Entre os objetivos subjacentes à criação da ARU de Azevedo de Campanhã inclui-se a afirmação do "espaço urbano baseado no equilíbrio com o suporte natural e com a herança patrimonial edificada".



Aspeto, aliás, destacado nas intervenções políticas que se seguiram, com o presidente da Câmara do Porto a concordar que se deve procurar um equilíbrio entre ruralidade e "a biodiversidade" existentes com a urbanidade. É nesse sentido que à reabilitação do edificado de Azevedo se alia a necessidade de "desenvolver uma base económica diversificada articulada com os ativos territoriais e ambientais", capaz de gerar um crescimento socioeconómico da população.

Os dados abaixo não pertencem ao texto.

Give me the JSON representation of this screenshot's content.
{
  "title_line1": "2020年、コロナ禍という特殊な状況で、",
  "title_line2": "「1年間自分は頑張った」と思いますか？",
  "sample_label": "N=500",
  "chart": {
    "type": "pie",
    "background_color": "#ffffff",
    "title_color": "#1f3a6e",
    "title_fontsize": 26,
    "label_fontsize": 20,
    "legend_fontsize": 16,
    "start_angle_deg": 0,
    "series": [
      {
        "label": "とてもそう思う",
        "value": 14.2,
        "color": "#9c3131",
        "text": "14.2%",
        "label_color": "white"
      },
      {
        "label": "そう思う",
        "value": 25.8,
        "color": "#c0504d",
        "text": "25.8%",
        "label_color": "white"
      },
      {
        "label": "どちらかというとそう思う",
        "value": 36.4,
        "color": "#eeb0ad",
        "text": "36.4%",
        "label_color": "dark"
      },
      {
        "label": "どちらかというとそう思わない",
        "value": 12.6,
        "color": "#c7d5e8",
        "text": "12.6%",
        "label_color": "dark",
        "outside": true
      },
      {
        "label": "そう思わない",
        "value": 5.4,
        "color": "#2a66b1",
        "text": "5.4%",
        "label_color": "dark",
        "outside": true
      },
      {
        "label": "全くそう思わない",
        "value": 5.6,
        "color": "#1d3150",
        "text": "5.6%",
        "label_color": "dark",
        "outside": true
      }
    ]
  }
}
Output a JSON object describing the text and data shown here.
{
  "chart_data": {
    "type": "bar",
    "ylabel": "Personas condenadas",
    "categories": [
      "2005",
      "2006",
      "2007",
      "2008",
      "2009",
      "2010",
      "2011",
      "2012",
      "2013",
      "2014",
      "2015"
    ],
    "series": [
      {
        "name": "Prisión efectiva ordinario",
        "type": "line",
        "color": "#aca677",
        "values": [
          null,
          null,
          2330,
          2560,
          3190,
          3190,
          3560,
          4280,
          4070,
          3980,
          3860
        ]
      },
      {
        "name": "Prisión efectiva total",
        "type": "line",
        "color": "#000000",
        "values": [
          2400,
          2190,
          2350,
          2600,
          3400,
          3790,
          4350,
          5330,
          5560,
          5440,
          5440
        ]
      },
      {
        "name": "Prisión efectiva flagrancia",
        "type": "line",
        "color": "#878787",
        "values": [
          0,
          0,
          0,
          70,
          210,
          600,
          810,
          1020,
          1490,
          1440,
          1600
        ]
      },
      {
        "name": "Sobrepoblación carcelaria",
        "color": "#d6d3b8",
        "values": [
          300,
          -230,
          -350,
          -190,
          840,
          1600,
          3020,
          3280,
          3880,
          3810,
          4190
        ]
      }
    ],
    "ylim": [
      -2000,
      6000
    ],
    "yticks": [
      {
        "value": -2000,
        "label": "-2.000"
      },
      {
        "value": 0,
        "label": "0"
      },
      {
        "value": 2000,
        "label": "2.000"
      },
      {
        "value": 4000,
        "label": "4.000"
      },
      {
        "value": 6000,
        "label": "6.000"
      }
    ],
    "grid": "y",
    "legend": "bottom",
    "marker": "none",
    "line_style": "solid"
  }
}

Consenso político alargado

"Não poderíamos estar mais de acordo", palavras do vereador do PS Manuel Pizarro. Para o socialista, a medida vem em linha com a atenção especial que o Executivo já tinha prometido para Azevedo de Campanhã, além de ter elogiado o trabalho dos serviços municipais e "a ação do vereador [do Urbanismo]".

A intervenção do vereador do PSD, Álvaro Almeida, seguiu no mesmo sentido, tendo o social-democrata vincado que a "ruralidade" de Azevedo deve ser preservada em harmonia com a reabilitação.

Já a vereadora da CDU, Ilda Figueiredo, que também se congratulou com a proposta, sinalizou que deve avançar-se "urgentemente" para a criação da respetiva Operação de Reabilitação Urbana.

Na mesma sessão foi ainda avançada informação sobre a requalificação da Praça da Corujeira, que será feita no âmbito da ORU da Corujeira, tendo em conta que também interferirá nos arruamentos envolventes. O vereador do Urbanismo estima que até ao final do ano seja lançado o concurso público para a equipa projetista e, se tudo correr bem, que o projeto esteja concluído até setembro de 2020, de modo a que os concursos para as empreitadas possam ser publicados até ao final do próximo ano.

Com a criação de ARU de Azevedo de Campanhã (ocupa 36% da superfície da cidade, abrangendo cerca de 14,82 quilómetros quadrados), o concelho do Porto passa a totalizar 10 Áreas de Reabilitação Urbana. Para o vereador do Urbanismo, Pedro Baganha, "fecha-se um ciclo" para se iniciar outro, voltado para novas ORU (mesmo que admita a hipótese de pensar uma ARU em Ramalde).

A aprovação final da ARU de Azevedo de Campanhã, bem como a criação da ORU da Corujeira, votada também por unanimidade na mesma sessão, vai depender da Assembleia Municipal.